Brown, Murdoch'ların ticari amaçları için medya gücünü kullanma konusunda başbakanlığı döneminde direnç gösterdiklerini ancak o zaman muhalefette bulunan Muhafazakarların Murdoch'ların her sözüne destek verdiğini hatırlattı. İngiliz eski başbakan, Murdoch'ın News International şirketinin, ticari çıkarları için kendisi başbakan olmasından daha önce Muhafazakarları desteklemeye başladığını sözlerine ekledi.

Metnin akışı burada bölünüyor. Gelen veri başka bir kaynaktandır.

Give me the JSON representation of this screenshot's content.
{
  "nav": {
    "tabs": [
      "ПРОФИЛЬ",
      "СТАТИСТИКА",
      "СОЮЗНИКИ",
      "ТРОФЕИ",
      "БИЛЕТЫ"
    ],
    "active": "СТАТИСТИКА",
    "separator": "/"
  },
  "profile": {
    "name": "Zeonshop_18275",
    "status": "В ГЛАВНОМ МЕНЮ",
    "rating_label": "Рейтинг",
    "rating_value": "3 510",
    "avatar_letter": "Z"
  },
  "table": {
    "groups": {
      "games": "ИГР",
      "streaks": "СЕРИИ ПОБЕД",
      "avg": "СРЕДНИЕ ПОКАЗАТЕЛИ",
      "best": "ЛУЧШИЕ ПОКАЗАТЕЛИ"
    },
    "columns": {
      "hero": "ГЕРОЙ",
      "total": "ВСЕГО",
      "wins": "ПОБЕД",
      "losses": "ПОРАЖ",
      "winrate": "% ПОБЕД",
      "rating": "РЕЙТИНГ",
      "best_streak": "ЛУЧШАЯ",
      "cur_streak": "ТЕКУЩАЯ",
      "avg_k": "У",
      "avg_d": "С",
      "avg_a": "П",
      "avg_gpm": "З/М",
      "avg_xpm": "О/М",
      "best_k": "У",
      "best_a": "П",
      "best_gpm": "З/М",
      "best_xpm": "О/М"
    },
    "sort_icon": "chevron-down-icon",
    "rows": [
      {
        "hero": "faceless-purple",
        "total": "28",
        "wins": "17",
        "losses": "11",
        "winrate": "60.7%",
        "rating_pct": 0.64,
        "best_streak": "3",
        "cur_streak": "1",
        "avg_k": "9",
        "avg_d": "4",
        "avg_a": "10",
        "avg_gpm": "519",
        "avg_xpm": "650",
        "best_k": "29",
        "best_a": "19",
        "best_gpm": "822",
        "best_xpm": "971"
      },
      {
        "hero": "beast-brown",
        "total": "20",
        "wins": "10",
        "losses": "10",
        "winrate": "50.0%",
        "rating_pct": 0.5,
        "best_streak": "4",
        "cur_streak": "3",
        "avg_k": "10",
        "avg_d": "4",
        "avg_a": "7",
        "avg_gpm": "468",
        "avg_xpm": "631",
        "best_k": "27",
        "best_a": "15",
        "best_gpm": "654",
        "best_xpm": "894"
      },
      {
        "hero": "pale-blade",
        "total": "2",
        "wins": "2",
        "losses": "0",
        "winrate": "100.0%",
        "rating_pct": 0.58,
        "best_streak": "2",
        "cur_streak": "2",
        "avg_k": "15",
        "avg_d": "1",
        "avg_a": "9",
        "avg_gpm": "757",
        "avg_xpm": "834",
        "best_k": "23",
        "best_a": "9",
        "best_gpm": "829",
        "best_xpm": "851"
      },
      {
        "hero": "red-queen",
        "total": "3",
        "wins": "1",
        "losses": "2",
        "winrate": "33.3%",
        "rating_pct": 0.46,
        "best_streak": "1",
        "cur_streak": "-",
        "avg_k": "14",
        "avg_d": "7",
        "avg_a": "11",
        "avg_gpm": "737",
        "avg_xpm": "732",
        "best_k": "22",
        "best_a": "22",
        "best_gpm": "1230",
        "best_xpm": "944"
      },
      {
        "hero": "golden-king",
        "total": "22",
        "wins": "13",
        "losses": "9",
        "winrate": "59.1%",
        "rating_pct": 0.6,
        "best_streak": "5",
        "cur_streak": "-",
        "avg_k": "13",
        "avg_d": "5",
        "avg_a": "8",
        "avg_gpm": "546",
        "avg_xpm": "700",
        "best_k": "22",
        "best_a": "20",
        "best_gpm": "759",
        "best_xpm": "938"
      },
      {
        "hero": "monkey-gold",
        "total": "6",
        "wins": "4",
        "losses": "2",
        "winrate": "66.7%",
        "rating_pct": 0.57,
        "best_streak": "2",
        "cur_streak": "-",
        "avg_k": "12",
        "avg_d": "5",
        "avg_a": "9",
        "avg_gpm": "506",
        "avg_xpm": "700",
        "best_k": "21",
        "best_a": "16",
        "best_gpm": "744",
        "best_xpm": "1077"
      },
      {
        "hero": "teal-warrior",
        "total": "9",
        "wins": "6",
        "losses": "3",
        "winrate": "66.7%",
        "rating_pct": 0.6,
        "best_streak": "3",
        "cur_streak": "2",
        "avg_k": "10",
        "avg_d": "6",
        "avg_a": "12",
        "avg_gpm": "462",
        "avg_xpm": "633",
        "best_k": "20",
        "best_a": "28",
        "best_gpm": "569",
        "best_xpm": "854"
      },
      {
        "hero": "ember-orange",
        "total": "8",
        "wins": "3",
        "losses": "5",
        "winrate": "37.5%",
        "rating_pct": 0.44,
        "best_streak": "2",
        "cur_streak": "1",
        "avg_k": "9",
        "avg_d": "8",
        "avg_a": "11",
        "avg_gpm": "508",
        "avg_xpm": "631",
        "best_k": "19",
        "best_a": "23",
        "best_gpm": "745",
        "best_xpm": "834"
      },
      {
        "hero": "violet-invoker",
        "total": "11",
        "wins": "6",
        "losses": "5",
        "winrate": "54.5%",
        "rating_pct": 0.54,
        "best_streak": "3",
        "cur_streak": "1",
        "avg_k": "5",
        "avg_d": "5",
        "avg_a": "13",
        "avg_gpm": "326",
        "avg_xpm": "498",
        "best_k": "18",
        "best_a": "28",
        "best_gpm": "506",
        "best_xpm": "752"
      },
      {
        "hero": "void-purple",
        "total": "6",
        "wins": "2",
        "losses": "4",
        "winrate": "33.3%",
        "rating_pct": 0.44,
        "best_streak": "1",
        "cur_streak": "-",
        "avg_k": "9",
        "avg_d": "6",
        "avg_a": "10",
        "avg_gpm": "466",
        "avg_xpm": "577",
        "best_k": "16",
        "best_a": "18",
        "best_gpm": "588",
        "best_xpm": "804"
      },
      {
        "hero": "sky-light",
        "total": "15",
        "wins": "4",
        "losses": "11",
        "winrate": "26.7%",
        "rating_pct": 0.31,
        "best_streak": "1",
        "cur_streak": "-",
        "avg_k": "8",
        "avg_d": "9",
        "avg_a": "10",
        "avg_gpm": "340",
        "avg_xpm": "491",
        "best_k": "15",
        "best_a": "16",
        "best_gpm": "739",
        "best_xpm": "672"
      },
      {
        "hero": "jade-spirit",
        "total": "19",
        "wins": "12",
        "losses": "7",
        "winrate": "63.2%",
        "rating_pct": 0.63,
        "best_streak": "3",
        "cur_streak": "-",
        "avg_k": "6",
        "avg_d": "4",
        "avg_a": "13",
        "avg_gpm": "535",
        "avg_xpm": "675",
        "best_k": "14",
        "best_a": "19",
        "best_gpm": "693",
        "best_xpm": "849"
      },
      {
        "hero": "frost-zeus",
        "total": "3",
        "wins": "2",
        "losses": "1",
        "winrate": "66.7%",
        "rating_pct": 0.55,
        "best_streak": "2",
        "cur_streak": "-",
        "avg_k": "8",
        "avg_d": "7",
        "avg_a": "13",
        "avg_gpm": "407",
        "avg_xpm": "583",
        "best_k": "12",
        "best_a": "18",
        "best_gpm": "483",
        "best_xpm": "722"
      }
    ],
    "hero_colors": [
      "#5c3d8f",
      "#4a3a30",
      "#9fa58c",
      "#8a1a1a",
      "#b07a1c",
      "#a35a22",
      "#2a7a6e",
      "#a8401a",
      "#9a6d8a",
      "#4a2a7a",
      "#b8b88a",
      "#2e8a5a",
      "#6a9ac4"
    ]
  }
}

Öte yandan Rupert Murdoch Leveson'a verdiği ifadede, Sun gazetesinin 2010 seçimlerinde Muhafazakar partiyi destekleyen yayınlar yapmaya başlamasının üzerine dönemin İşçi partili başbakanı Gordon Brown'ın, 'Ben de News Corp'a savaş ilan ederim' diyerek kendisine meydan okuduğunu öne sürmüştü. Brown, Murdoch'ın bu iddialarını yalanlayarak, medya patronuna hiçbir zaman böyle bir şey söylemediğini belirtti.
Bu arada, geçen hafta Leveson'a ifade veren İçişleri Bakanı Theresa May, "Bir önceki başbakanın Brown'ın telefonlarının gizlice dinlendiği iddialarına ilişkin hükümet bu konuya araştırmak için neden gerekli adımları atmadı?" şeklindeki soruya, polisin zaten mevcut olarak telekulak soruşturmasını yürüttüğünü ve bu soruşturma tamamlanmadan hükümetin bir adım atmasının doğru olmayacağını söyleyerek cevap vermişti.
İnternetin bilgiye ulaşım konusunda insanlara inanılmaz bir imkan sağladığına da dikkat çeken Brown, "Geleneksel gazetecilik anlayışını derinden etkileyen bu durum şu soruyu ortaya çıkarıyor: Kaliteli gazeteciliğe kim destek verecek?" diye konuştu.
Medyanın açıktan siyasi görüşünü bildirmesinde bir sakınca olmadığını düşünen Brown, "Ancak burada asıl tehlike, haber ve yorumu birleştirerek bu siyasi düşünceyi kullanmak ve bununla sansasyonel haberler yaparak doğruları değersizleştirmektedir." yorumunda bulundu.
1997-2007 yılları arasında 10 yıl süreyle maliye bakanı olarak görev yapan Gordon Brown, 2007 yılında Tony Blair'in ardından İşçi Partisi liderliğine ve başbakanlığa seçilerek 2010 yılına kadar bu görevlerini devam ettirmişti.